Ok Jim Stevens....is that a 5 gallon bucket? If so, where did you get legs long enough? The legs that came with mine are too short to fit any 5 gallon bucket beneath the gate....


----------



## EastSideBuzz (Apr 12, 2009)

That is why I put the wheels and feet on mine so it gets above a 5 gallon bucket and strainer. Like the homemade legs. Nice job. Saw the picture and thought how did he get that color mine are red.

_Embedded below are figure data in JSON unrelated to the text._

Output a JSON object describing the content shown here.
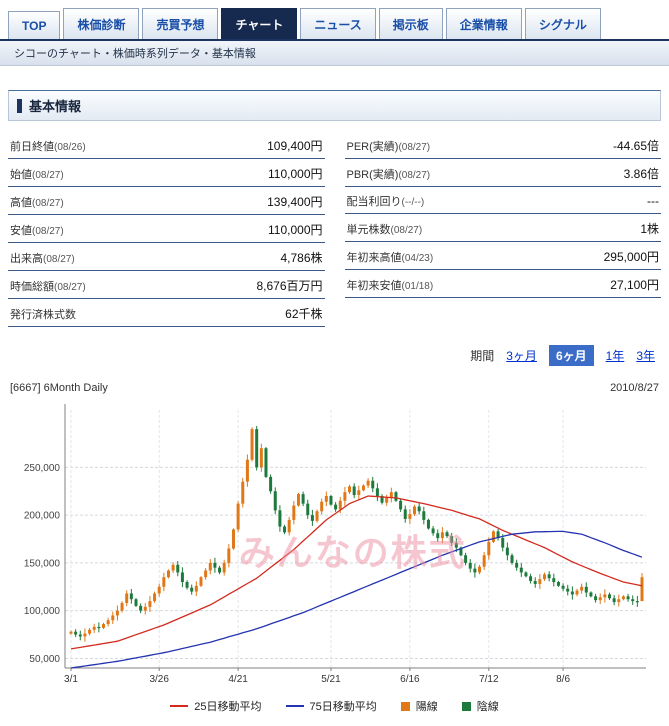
{
  "tabs": [
    {
      "label": "TOP",
      "active": false
    },
    {
      "label": "株価診断",
      "active": false
    },
    {
      "label": "売買予想",
      "active": false
    },
    {
      "label": "チャート",
      "active": true
    },
    {
      "label": "ニュース",
      "active": false
    },
    {
      "label": "掲示板",
      "active": false
    },
    {
      "label": "企業情報",
      "active": false
    },
    {
      "label": "シグナル",
      "active": false
    }
  ],
  "breadcrumb": "シコーのチャート・株価時系列データ・基本情報",
  "section_title": "基本情報",
  "info_left": [
    {
      "label": "前日終値",
      "date": "(08/26)",
      "value": "109,400円"
    },
    {
      "label": "始値",
      "date": "(08/27)",
      "value": "110,000円"
    },
    {
      "label": "高値",
      "date": "(08/27)",
      "value": "139,400円"
    },
    {
      "label": "安値",
      "date": "(08/27)",
      "value": "110,000円"
    },
    {
      "label": "出来高",
      "date": "(08/27)",
      "value": "4,786株"
    },
    {
      "label": "時価総額",
      "date": "(08/27)",
      "value": "8,676百万円"
    },
    {
      "label": "発行済株式数",
      "date": "",
      "value": "62千株"
    }
  ],
  "info_right": [
    {
      "label": "PER(実績)",
      "date": "(08/27)",
      "value": "-44.65倍"
    },
    {
      "label": "PBR(実績)",
      "date": "(08/27)",
      "value": "3.86倍"
    },
    {
      "label": "配当利回り",
      "date": "(--/--)",
      "value": "---"
    },
    {
      "label": "単元株数",
      "date": "(08/27)",
      "value": "1株"
    },
    {
      "label": "年初来高値",
      "date": "(04/23)",
      "value": "295,000円"
    },
    {
      "label": "年初来安値",
      "date": "(01/18)",
      "value": "27,100円"
    }
  ],
  "period": {
    "label": "期間",
    "options": [
      {
        "label": "3ヶ月",
        "active": false
      },
      {
        "label": "6ヶ月",
        "active": true
      },
      {
        "label": "1年",
        "active": false
      },
      {
        "label": "3年",
        "active": false
      }
    ]
  },
  "chart_data": {
    "type": "candlestick",
    "title": "[6667] 6Month Daily",
    "date_label": "2010/8/27",
    "watermark": "みんなの株式",
    "y_ticks": [
      50000,
      100000,
      150000,
      200000,
      250000
    ],
    "y_range": [
      40000,
      310000
    ],
    "x_ticks": [
      {
        "i": 0,
        "label": "3/1"
      },
      {
        "i": 19,
        "label": "3/26"
      },
      {
        "i": 36,
        "label": "4/21"
      },
      {
        "i": 56,
        "label": "5/21"
      },
      {
        "i": 73,
        "label": "6/16"
      },
      {
        "i": 90,
        "label": "7/12"
      },
      {
        "i": 106,
        "label": "8/6"
      }
    ],
    "closes": [
      78000,
      75000,
      73000,
      76000,
      80000,
      83000,
      82000,
      86000,
      90000,
      95000,
      100000,
      108000,
      118000,
      112000,
      105000,
      100000,
      104000,
      110000,
      118000,
      125000,
      135000,
      142000,
      148000,
      140000,
      130000,
      124000,
      120000,
      126000,
      135000,
      142000,
      150000,
      145000,
      140000,
      150000,
      165000,
      185000,
      212000,
      235000,
      258000,
      290000,
      250000,
      270000,
      240000,
      225000,
      205000,
      188000,
      182000,
      195000,
      210000,
      222000,
      212000,
      200000,
      194000,
      204000,
      214000,
      220000,
      211000,
      206000,
      215000,
      224000,
      230000,
      221000,
      226000,
      231000,
      236000,
      228000,
      220000,
      213000,
      218000,
      224000,
      215000,
      206000,
      196000,
      201000,
      209000,
      204000,
      195000,
      186000,
      181000,
      176000,
      182000,
      178000,
      171000,
      166000,
      158000,
      150000,
      144000,
      140000,
      146000,
      158000,
      172000,
      183000,
      176000,
      166000,
      158000,
      150000,
      145000,
      140000,
      136000,
      131000,
      128000,
      133000,
      138000,
      134000,
      130000,
      126000,
      123000,
      120000,
      117000,
      121000,
      125000,
      119000,
      115000,
      111000,
      114000,
      117000,
      113000,
      109000,
      112000,
      115000,
      112000,
      110000,
      109400,
      135000
    ],
    "last_candle_ohlc": {
      "open": 110000,
      "high": 139400,
      "low": 110000,
      "close": 135000
    },
    "ma25_anchors": [
      [
        0,
        60000
      ],
      [
        10,
        68000
      ],
      [
        20,
        85000
      ],
      [
        30,
        106000
      ],
      [
        40,
        134000
      ],
      [
        48,
        164000
      ],
      [
        55,
        195000
      ],
      [
        60,
        212000
      ],
      [
        64,
        220000
      ],
      [
        70,
        218000
      ],
      [
        76,
        212000
      ],
      [
        82,
        205000
      ],
      [
        88,
        196000
      ],
      [
        93,
        184000
      ],
      [
        97,
        176000
      ],
      [
        102,
        166000
      ],
      [
        108,
        151000
      ],
      [
        114,
        139000
      ],
      [
        119,
        130000
      ],
      [
        123,
        126000
      ]
    ],
    "ma75_anchors": [
      [
        0,
        40000
      ],
      [
        10,
        47000
      ],
      [
        20,
        56000
      ],
      [
        30,
        67000
      ],
      [
        40,
        81000
      ],
      [
        50,
        98000
      ],
      [
        60,
        118000
      ],
      [
        70,
        138000
      ],
      [
        80,
        158000
      ],
      [
        88,
        172000
      ],
      [
        95,
        180000
      ],
      [
        100,
        182500
      ],
      [
        106,
        183000
      ],
      [
        110,
        180000
      ],
      [
        115,
        171000
      ],
      [
        119,
        163000
      ],
      [
        123,
        156000
      ]
    ],
    "colors": {
      "up": "#e07818",
      "down": "#1d7a3c",
      "ma25": "#d42a1e",
      "ma75": "#2433b0",
      "grid": "#d4d9e0",
      "axis": "#808080",
      "watermark": "#ee8fa2"
    },
    "legend": [
      {
        "label": "25日移動平均",
        "type": "line",
        "color": "#d42a1e"
      },
      {
        "label": "75日移動平均",
        "type": "line",
        "color": "#2433b0"
      },
      {
        "label": "陽線",
        "type": "box",
        "color": "#e07818"
      },
      {
        "label": "陰線",
        "type": "box",
        "color": "#1d7a3c"
      }
    ]
  }
}
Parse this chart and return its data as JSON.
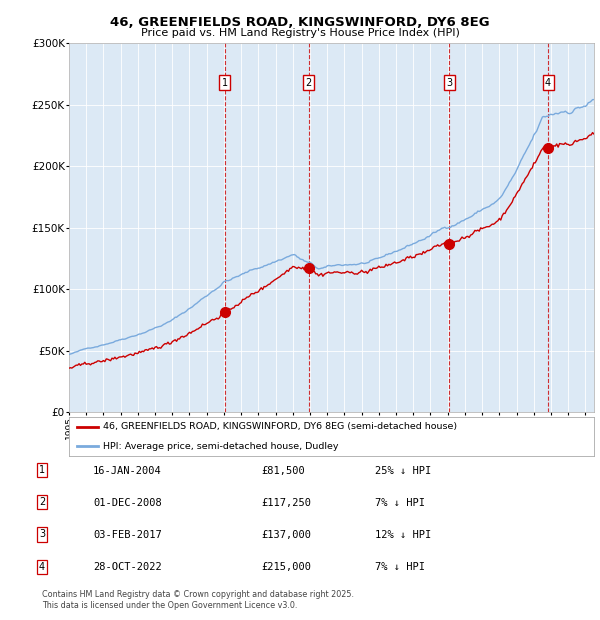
{
  "title1": "46, GREENFIELDS ROAD, KINGSWINFORD, DY6 8EG",
  "title2": "Price paid vs. HM Land Registry's House Price Index (HPI)",
  "bg_color": "#dce9f5",
  "red_line_color": "#cc0000",
  "blue_line_color": "#7aaadd",
  "vline_dates": [
    2004.04,
    2008.92,
    2017.09,
    2022.83
  ],
  "sale_prices": [
    81500,
    117250,
    137000,
    215000
  ],
  "sale_labels": [
    "1",
    "2",
    "3",
    "4"
  ],
  "ylim": [
    0,
    300000
  ],
  "xlim": [
    1995.0,
    2025.5
  ],
  "yticks": [
    0,
    50000,
    100000,
    150000,
    200000,
    250000,
    300000
  ],
  "ytick_labels": [
    "£0",
    "£50K",
    "£100K",
    "£150K",
    "£200K",
    "£250K",
    "£300K"
  ],
  "xticks": [
    1995,
    1996,
    1997,
    1998,
    1999,
    2000,
    2001,
    2002,
    2003,
    2004,
    2005,
    2006,
    2007,
    2008,
    2009,
    2010,
    2011,
    2012,
    2013,
    2014,
    2015,
    2016,
    2017,
    2018,
    2019,
    2020,
    2021,
    2022,
    2023,
    2024,
    2025
  ],
  "legend_red": "46, GREENFIELDS ROAD, KINGSWINFORD, DY6 8EG (semi-detached house)",
  "legend_blue": "HPI: Average price, semi-detached house, Dudley",
  "table_rows": [
    {
      "num": "1",
      "date": "16-JAN-2004",
      "price": "£81,500",
      "pct": "25% ↓ HPI"
    },
    {
      "num": "2",
      "date": "01-DEC-2008",
      "price": "£117,250",
      "pct": "7% ↓ HPI"
    },
    {
      "num": "3",
      "date": "03-FEB-2017",
      "price": "£137,000",
      "pct": "12% ↓ HPI"
    },
    {
      "num": "4",
      "date": "28-OCT-2022",
      "price": "£215,000",
      "pct": "7% ↓ HPI"
    }
  ],
  "footnote1": "Contains HM Land Registry data © Crown copyright and database right 2025.",
  "footnote2": "This data is licensed under the Open Government Licence v3.0."
}
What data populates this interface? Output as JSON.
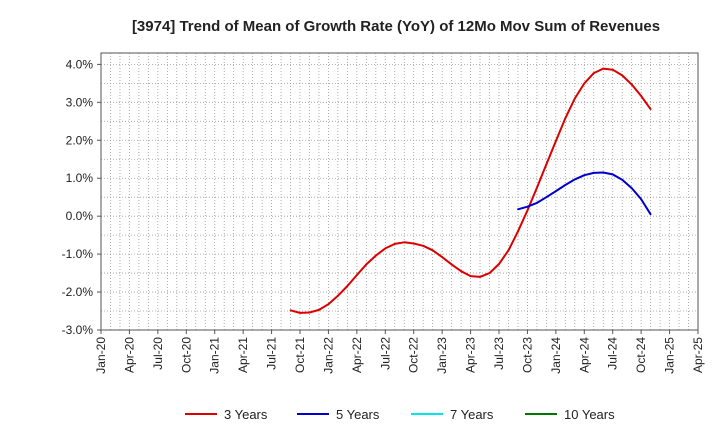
{
  "chart_data": {
    "type": "line",
    "title": "[3974]  Trend of Mean of Growth Rate (YoY) of 12Mo Mov Sum of Revenues",
    "xlabel": "",
    "ylabel": "",
    "x_ticks": [
      "Jan-20",
      "Apr-20",
      "Jul-20",
      "Oct-20",
      "Jan-21",
      "Apr-21",
      "Jul-21",
      "Oct-21",
      "Jan-22",
      "Apr-22",
      "Jul-22",
      "Oct-22",
      "Jan-23",
      "Apr-23",
      "Jul-23",
      "Oct-23",
      "Jan-24",
      "Apr-24",
      "Jul-24",
      "Oct-24",
      "Jan-25",
      "Apr-25"
    ],
    "y_ticks": [
      "-3.0%",
      "-2.0%",
      "-1.0%",
      "0.0%",
      "1.0%",
      "2.0%",
      "3.0%",
      "4.0%"
    ],
    "ylim": [
      -3.0,
      4.3
    ],
    "y_tick_values": [
      -3,
      -2,
      -1,
      0,
      1,
      2,
      3,
      4
    ],
    "grid": true,
    "legend_position": "bottom",
    "series": [
      {
        "name": "3 Years",
        "color": "#dd0000",
        "points": [
          [
            "Sep-21",
            -2.48
          ],
          [
            "Oct-21",
            -2.55
          ],
          [
            "Nov-21",
            -2.54
          ],
          [
            "Dec-21",
            -2.47
          ],
          [
            "Jan-22",
            -2.32
          ],
          [
            "Feb-22",
            -2.1
          ],
          [
            "Mar-22",
            -1.84
          ],
          [
            "Apr-22",
            -1.55
          ],
          [
            "May-22",
            -1.27
          ],
          [
            "Jun-22",
            -1.04
          ],
          [
            "Jul-22",
            -0.85
          ],
          [
            "Aug-22",
            -0.73
          ],
          [
            "Sep-22",
            -0.69
          ],
          [
            "Oct-22",
            -0.72
          ],
          [
            "Nov-22",
            -0.78
          ],
          [
            "Dec-22",
            -0.9
          ],
          [
            "Jan-23",
            -1.08
          ],
          [
            "Feb-23",
            -1.27
          ],
          [
            "Mar-23",
            -1.45
          ],
          [
            "Apr-23",
            -1.58
          ],
          [
            "May-23",
            -1.6
          ],
          [
            "Jun-23",
            -1.5
          ],
          [
            "Jul-23",
            -1.26
          ],
          [
            "Aug-23",
            -0.9
          ],
          [
            "Sep-23",
            -0.4
          ],
          [
            "Oct-23",
            0.15
          ],
          [
            "Nov-23",
            0.75
          ],
          [
            "Dec-23",
            1.37
          ],
          [
            "Jan-24",
            1.98
          ],
          [
            "Feb-24",
            2.58
          ],
          [
            "Mar-24",
            3.1
          ],
          [
            "Apr-24",
            3.5
          ],
          [
            "May-24",
            3.77
          ],
          [
            "Jun-24",
            3.89
          ],
          [
            "Jul-24",
            3.86
          ],
          [
            "Aug-24",
            3.71
          ],
          [
            "Sep-24",
            3.47
          ],
          [
            "Oct-24",
            3.17
          ],
          [
            "Nov-24",
            2.82
          ]
        ]
      },
      {
        "name": "5 Years",
        "color": "#0000cc",
        "points": [
          [
            "Sep-23",
            0.18
          ],
          [
            "Oct-23",
            0.25
          ],
          [
            "Nov-23",
            0.35
          ],
          [
            "Dec-23",
            0.5
          ],
          [
            "Jan-24",
            0.66
          ],
          [
            "Feb-24",
            0.82
          ],
          [
            "Mar-24",
            0.97
          ],
          [
            "Apr-24",
            1.08
          ],
          [
            "May-24",
            1.14
          ],
          [
            "Jun-24",
            1.15
          ],
          [
            "Jul-24",
            1.1
          ],
          [
            "Aug-24",
            0.96
          ],
          [
            "Sep-24",
            0.74
          ],
          [
            "Oct-24",
            0.45
          ],
          [
            "Nov-24",
            0.05
          ]
        ]
      },
      {
        "name": "7 Years",
        "color": "#00e5ee",
        "points": []
      },
      {
        "name": "10 Years",
        "color": "#007700",
        "points": []
      }
    ]
  }
}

I think Maxant wants you to buy the package with the pump etc. http://www.maxantindustries.com/pdfs/packages.pdf.


----------



## MAXANT (Sep 13, 2008)

Jim,
You are a showoff!
We just made a change to the legs and added more length to get a bucket under there easily!


----------



## Intheswamp (Jul 5, 2011)

All the new 1400's are coming with the longer legs?

Ed


----------



## Jim Stevens (Jan 15, 2007)

Eastside,
I do like the wood base with the wheels. I bet it makes moving your extractor a breeze! I had to get the wife too help move ours across the shop.

The bucket;
Look close at the 5gal bucket, does it look a little tall?... it is. I cut the top portion off a 5gal bucket to use as a spacer above the Honey bucket. This prevents the SS strainer from setting in the Honey below.

The Legs;
I had my buddy’s prop up the extractor above a 5 gal bucket with the strainer in place. I determined what dimension worked best. I then got some stainless steel una-strut (also called Superstrut) 1 5/8th x 1 5/8th and cut it to length, then cut angles in each leg and TIG welded them. Maxant had the holes laid out and drilled. I used SS nuts and bolts to fasten 
the legs onto the extractor. Walla!

Maxant makes a top grade extractor.

People can full with the rest BUT when you want the best go with Maxant.

Jake,
I don’t mind if you use my leg setup for inspiration.:lpf:


----------



## beemandan (Dec 5, 2005)

MAXANT said:


> We just made a change to the legs and added more length to get a bucket under there easily!


Available at a discount for existing owners?
I do like Jim's idea of cutting the top off of one bucket to add enough space for a filter...allowing you to completely fill the bucket below but if the legs already aren't long enough for a standard bucket......


----------



## Fuzzy (Aug 4, 2005)

I stand corrected and have chosen to remove an inaccurate post. 

My apologies -- Fuzzzy


----------



## MAXANT (Sep 13, 2008)

You could always fit a bucket under it, with the addition of a strainer it wasnt possible.
Sure thing Fuzzy.


----------



## beemandan (Dec 5, 2005)

MAXANT said:


> You could always fit a bucket under it


Not sure where you get your buckets but mine wouldn't...at least without the use of a crowbar. I had to mount mine on wooden blocks...even without a strainer.


----------